Heeding this call has led to a mighty outpouring of good over the centuries, the transformation of millions of people's lives from self-seeking to other-centredness. It has led to the slow transformation of whole societies from traditional forms of idolatry to at least some emphasis on the dignity of the human person.

But there has also been a dark side. Sometimes making disciples of all nations has taken the form of domination. The Crusades, the Inquisition and the conquest of the Americas all, at times, reflected a desire to spread the Gospel that did not respect the consciences of others.

Since at least the Second World War, this model of domination has been on the retreat. The collapse of the Catholic Church in Quebec is but one example of how things have changed. From a mighty force with its hand in all sectors of society, the Church almost overnight saw its power and influence shredded. The Church's collapse has had important implications for Quebec society - now the most "open" in North America to common-law relationships, abortion and other expressions of late 20th century social liberalism.

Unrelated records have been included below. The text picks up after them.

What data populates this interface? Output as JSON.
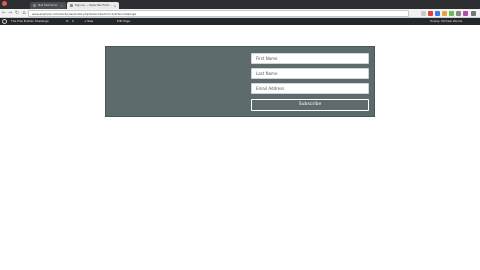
{
  "browser": {
    "tabs": [
      {
        "title": "Mail Mailchimp Subscribe Form",
        "close": "×"
      },
      {
        "title": "Sign up — Subscribe Form — Kit Free Builder Challenge",
        "close": "×"
      }
    ],
    "url": "www.example.com/wordpress/index.php?subscribe-form-builder-challenge",
    "nav": {
      "back": "←",
      "forward": "→",
      "reload": "↻",
      "home": "⌂"
    }
  },
  "admin_bar": {
    "site_name": "The Free Builder Challenge",
    "comments": "0",
    "new_label": "+ New",
    "edit_label": "Edit Page",
    "account": "Howdy, Michael Woods"
  },
  "form": {
    "first_name_placeholder": "First Name",
    "last_name_placeholder": "Last Name",
    "email_placeholder": "Email Address",
    "submit_label": "Subscribe"
  },
  "colors": {
    "panel_bg": "#5d6b6d",
    "admin_bar_bg": "#23282d",
    "tab_strip_bg": "#2b2d30"
  }
}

Because the Church was not as powerful in other parts of Canada, the decline in its influence has not been so dramatic here. But we are left with the vexing question of how we are to make disciples of all nations when the old model of doing so is widely out of favour.

We are entering a new era in Western history and of Church history in the West. This new era was symbolized by and gained momentum from the Second Vatican Council, but it has yet to bear its fruit in the West. We face a choice. We can dither as the Church fades into irrelevance . . . and watch all that will mean for the wider culture. Or, we can put together the pieces of a new way of living and spreading the Gospel.

This was the message of Pope John Paul's 1990 encyclical, Mission of the Redeemer. "Our own time . . . demands a resurgence of the Church's missionary activity," the pope wrote (n. 30). Further, the Holy Spirit is "the principal agent of mission."

This is a welcome insight. For it is not by coercion or by human efforts that the world will be transformed. It is by the gentle power of the Holy Spirit.

This does not mean we are to be passive. Rather, it may mean that while words are important, actions are even more important. While the Western world has rebelled against organized religion, it is also seeking to fill the emptiness at the core of secularity.

We need to be aware of what we are trying to communicate. Our God is the inconceivable, the ineffable, the transcendent. Yet, he is also God-with-us. God is in all, beneath all and beyond all. He is infinitely generous, full of love and mercy.

Anonymous individuals who are people of prayer and people of friendship and service can transform the world.

To spread the Gospel in our skeptical and cynical world, we need paradoxically to think less about making others believe and more about living lives of devotion, integrity and authenticity.

We need to find true meekness. Meekness is not a lack of virility. It is an overcoming of the disordered feelings, fears and resentments in our hearts to live lives disciplined by the heart of Jesus.

By becoming meek, our light will be made visible to the world. And we will come to know the truth that Jesus revealed: "Blessed are the meek, for they shall inherit the earth."